É curioso, nessa análise que Carlos faz de seu próprio trabalho, a presença de um aspecto absolutamente pessoal. Ao representar o intelectual francês mal humorado, Carlos se divertiu em pensar que na verdade aquele era o próprio escritor da resenha. Sem descuidar da função comunicativa de seu trabalho, não deixou de fazer uma piada que tinha apenas ele como receptor.

 

O desenho:

A caricatura de Umberto Eco, de J. P. Sartre (que foram descartadas), e as tipificações do intelectual francês, são bons exemplos do traço de Carlos, marcado pelas suas referências de história em quadrinhos, facilmente reconhecíveis pela forma como incorpora balões às figuras.

 

Esse tipo de traço, que simplifica e exagera certas características faciais, foi comentado por Manfredo Massironi em sua obra Ver pelo Desenho.  Levando-se em conta que toda representação é uma interpretação e que qualquer codificação é sempre uma escolha, Massironi aponta que todo processo representativo gráfico é caracterizado pela dialética entre enfatismo e exclusão. Observa que em toda imagem gráfica é sempre mais fácil perceber aquilo que nela foi realçado do que aquilo que foi omitido. “Sob essa corda suspensa entre enfatismo e exclusão, move-se o desenhador, mantido em equilíbrio por dois contrapesos que dão maior segurança a seus passos, por um lado, a atenção às várias passagens da atividade perceptiva, por outro, a finalidade para que tende a figuração.” (1982: 73)

 

Sob essa ótica, Massironi considera que a deformação gráfica em que se baseia a caricatura se caracteriza pela ênfase, e comunica uma tal quantidade de significados adicionais que nem se faz notar a carência de sombras, texturas, fundos, etc. O desenho, privado de algumas informações, foi acrescido de outras, mantendo um equilíbrio. (1982: 70)

 

O equilíbrio entre a vastidão da percepção e a finalidade para que tende a figuração, apontado pelo autor, é bastante explícito no caso da imagem ilustrativa, pois, como já foi dito, a finalidade comunicativa deste tipo de imagem está sempre associada ao seu vínculo com o texto. Em grande medida, portanto, é externa ao desenhador, mas se vale de seu repertório sensível para estabelecer as ênfases e exclusões.

 

 

2o. artigo: 8 de abril de 1989

 

A partir da 2a. semana de trabalho, Carlos passou a ilustrar a sessão “Primeira Leitura”, que reproduzia trechos de obras recém lançadas no mercado editorial, acompanhadas de breves contextualizações.

 

A chamada de página do dia 08/04/1989 resume o conteúdo da matéria: Gibbon narra o declínio e a queda de Roma. Trata-se de um clássico da língua inglesa, escrito por Edward Gibbon em 1764. Acompanha o texto, explicações sobre o livro, o império romano e o escritor.

 

Carlos iniciou sua pesquisa buscando imagens de antigas gravuras representando soldados romanos o imperador e seu séquito. A partir dessas referências, desenhou alguns rostos – de soldados, do imperador. Dedicou especial atenção à imagem do cetro, mas não a utilizou. No canto inferior esquerdo da página, uma imagem com hachuras mais trabalhadas, feita diretamente com a caneta, caricaturiza um soldado romano. Seu semblante é anguloso e deformado, seus trajes aproveitam as referências da gravura.

 

Na versão final, um pequeno trecho de uma das gravuras é recortado, com a cabeça e o peito de um soldado. Atrás dele, um desenho de um soldado meio deformado, representado até a bacia, portando um elmo. Esse soldado aproveita claramente as características caricaturizadas do desenho anterior. Também aproveita a informação visual referente aos trajes, até a cintura, incluindo o elmo, da mesma imagem do soldado que foi recortada. Atrás dele, um terceiro soldado, ainda mais deformado e escuro.
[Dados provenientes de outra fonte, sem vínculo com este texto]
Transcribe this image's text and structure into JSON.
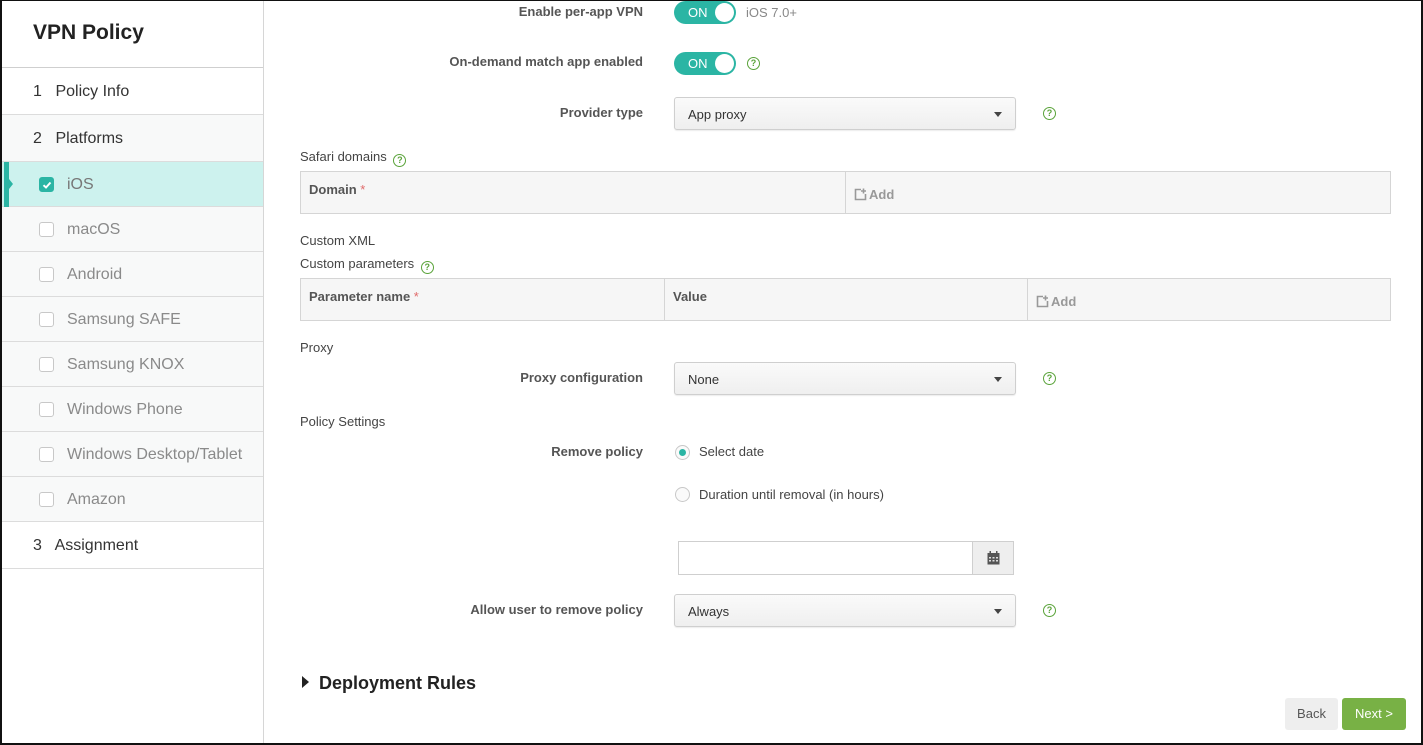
{
  "sidebar": {
    "title": "VPN Policy",
    "steps": [
      {
        "num": "1",
        "label": "Policy Info"
      },
      {
        "num": "2",
        "label": "Platforms"
      },
      {
        "num": "3",
        "label": "Assignment"
      }
    ],
    "platforms": [
      {
        "label": "iOS",
        "checked": true,
        "active": true
      },
      {
        "label": "macOS",
        "checked": false
      },
      {
        "label": "Android",
        "checked": false
      },
      {
        "label": "Samsung SAFE",
        "checked": false
      },
      {
        "label": "Samsung KNOX",
        "checked": false
      },
      {
        "label": "Windows Phone",
        "checked": false
      },
      {
        "label": "Windows Desktop/Tablet",
        "checked": false
      },
      {
        "label": "Amazon",
        "checked": false
      }
    ]
  },
  "form": {
    "per_app_vpn": {
      "label": "Enable per-app VPN",
      "state": "ON",
      "note": "iOS 7.0+"
    },
    "on_demand": {
      "label": "On-demand match app enabled",
      "state": "ON",
      "help": "?"
    },
    "provider_type": {
      "label": "Provider type",
      "value": "App proxy",
      "help": "?"
    },
    "safari_domains": {
      "title": "Safari domains",
      "help": "?",
      "columns": [
        {
          "label": "Domain",
          "required": "*"
        }
      ],
      "add_label": "Add"
    },
    "custom_xml": {
      "title": "Custom XML"
    },
    "custom_parameters": {
      "title": "Custom parameters",
      "help": "?",
      "columns": [
        {
          "label": "Parameter name",
          "required": "*"
        },
        {
          "label": "Value"
        }
      ],
      "add_label": "Add"
    },
    "proxy": {
      "title": "Proxy",
      "config_label": "Proxy configuration",
      "config_value": "None",
      "help": "?"
    },
    "policy_settings": {
      "title": "Policy Settings",
      "remove_policy_label": "Remove policy",
      "options": [
        {
          "label": "Select date",
          "selected": true
        },
        {
          "label": "Duration until removal (in hours)",
          "selected": false
        }
      ],
      "date_value": "",
      "allow_remove_label": "Allow user to remove policy",
      "allow_remove_value": "Always",
      "help": "?"
    },
    "deployment_rules": {
      "label": "Deployment Rules"
    }
  },
  "footer": {
    "back_label": "Back",
    "next_label": "Next >"
  },
  "colors": {
    "accent": "#2bb5a4",
    "next_button": "#78b145",
    "help_icon": "#5aa33a",
    "active_row": "#cdf2ee"
  }
}
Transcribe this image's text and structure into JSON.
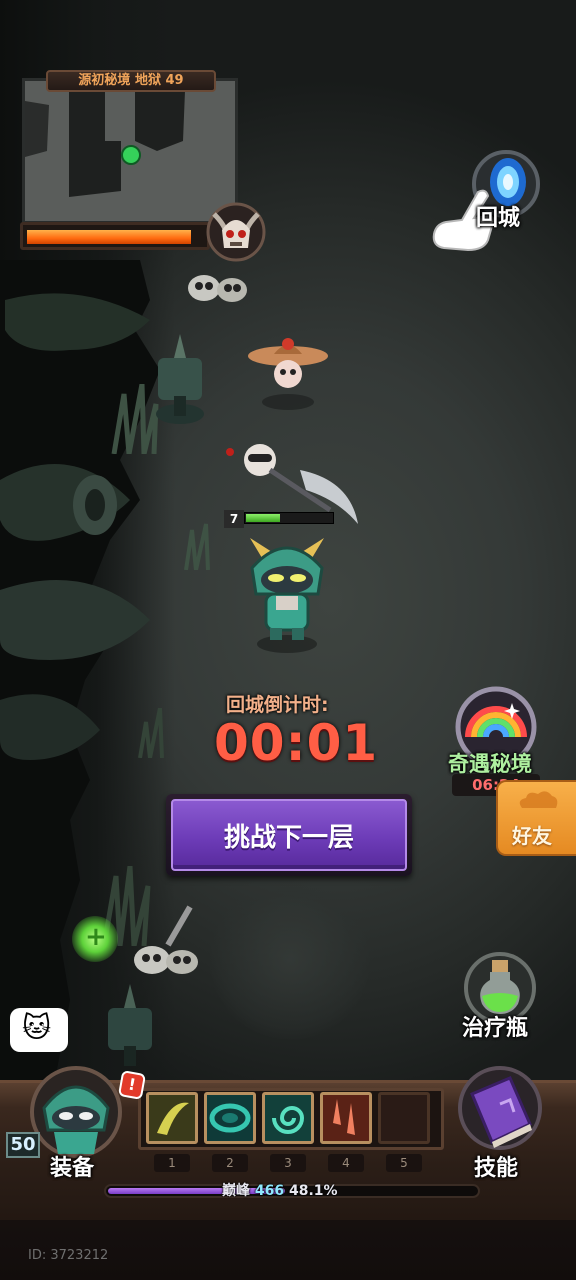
{
  "minimap": {
    "title": "源初秘境 地狱 49",
    "boss_hp_fraction": 0.93
  },
  "buttons": {
    "return_city": "回城",
    "secret_realm": "奇遇秘境",
    "secret_realm_timer": "06:24",
    "friends": "好友",
    "potion": "治疗瓶",
    "equipment": "装备",
    "skills": "技能",
    "challenge_next": "挑战下一层"
  },
  "countdown": {
    "label": "回城倒计时:",
    "value": "00:01"
  },
  "player": {
    "level_tag": "7",
    "hp_fraction": 0.4,
    "account_level": "50",
    "alert": "!"
  },
  "skill_slots": [
    {
      "num": "1",
      "icon": "crescent-slash-icon",
      "color": "#c9c24a"
    },
    {
      "num": "2",
      "icon": "tornado-icon",
      "color": "#2fb7a4"
    },
    {
      "num": "3",
      "icon": "swirl-icon",
      "color": "#3fd0b0"
    },
    {
      "num": "4",
      "icon": "blade-rain-icon",
      "color": "#e0603c"
    },
    {
      "num": "5",
      "icon": "",
      "color": ""
    }
  ],
  "peak": {
    "label": "巅峰",
    "level": "466",
    "percent": "48.1%",
    "fraction": 0.481
  },
  "chat_emoji": "🐱",
  "id_text": "ID: 3723212"
}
A disposição dos soldados provoca entre eles uma relação semelhante a sombras, uns dos outros, evidenciando o conteúdo de decadência de um império.

 

Do ponto de vista procedimental, vale notar a pesquisa iconográfica sobre o tema, a restrição e investigação a partir da escolha de uma figura, o desenho de duas outras figuras realizadas a partir da gravura e a colagem combinando desenho com gravura antiga, reforçando a idéia de decadência. A gravura antiga, nesse contexto, ganha novo vigor e evoca um conteúdo de glamour e poder, em contraste com o traço caricaturizante, que desfigura e aponta um semblante senil.

 

Resumindo: percebemos nessa seqüência de ações um movimento de investigação formal, a escolha de uma figura emblemática, a manipulação de suas formas e a construção de uma composição a partir de contrastes que comunicam claramente o conteúdo desejado, de decadência do império romano.

 

Assim como os intelectuais franceses e seus discursos, a tipificação adquiriu um caráter emblemático. O soldado romano representa simbolicamente o império. O carimbo do homem representa um discurso sobre o ser. Uma vez encontrado o emblema, a manipulação das formas adquire um contexto irônico.

 

O emblemático é compreendido aqui como uma tentativa de figurar uma generalização de sua categoria. Uma idealização. Massironi (1982, pág. 62) ao se referir ao conteúdo emblemático das imagens taxonômicas, explica que são construídas propositadamente para exporem os atributos visivos sobre os quais se poderá basear um discurso de ordenamento e sistematização morfológica. Nesse tipo de representação, são excluídos os traços de desvio da norma. Cada indivíduo está para a espécie inteira, pois são excluídos seus traços singulares.

 

Embora a ilustração de artigos de jornal tenha uma função totalmente diferente da ilustração taxonômica, pois não tem como função comunicativa apresentar uma realidade externa e não presente, mas convidar o leitor a entrar no texto, apontando aspectos relevantes de seu conteúdo previamente selecionados, é de se notar que nos exemplos abordados, Carlos explora a carga simbólica das imagens já prontas dos carimbos  e gravuras, se valendo de seu grau de generalização.

 

Nem sempre o ilustrador se deleita com o texto

 

Os exemplos abordados até aqui mostram uma relação entre o texto e a imagem marcada pelo comentário bem-humorado, levemente ácido, mas que tratou de ampliar uma acidez já latente no próprio texto (a decadência do império romano, o diletantismo dos intelectuais).

 

No entanto, nem sempre o ilustrador se deleita com o texto. E a imagem acaba sendo mais uma ironia em relação ao texto do que proveniente dele. É o caso da pauta do dia 16/09/1989, intitulada O discurso filosófico da modernidade, de Juergen Habermas. O texto explica as diferentes teorias – neoconservadoras e anarquistas, acerca do conceito de pós-modernidade, avaliando que ambas se distanciaram do conceito de modernização de Max Weber, construído em torno de um horizonte de categorias racionais, e suspeitando que, embora o pensamento pós-moderno se limite a atribuir a si mesmo uma posição transcendente,  continuam presas a tradições teóricas de negação da ilustração.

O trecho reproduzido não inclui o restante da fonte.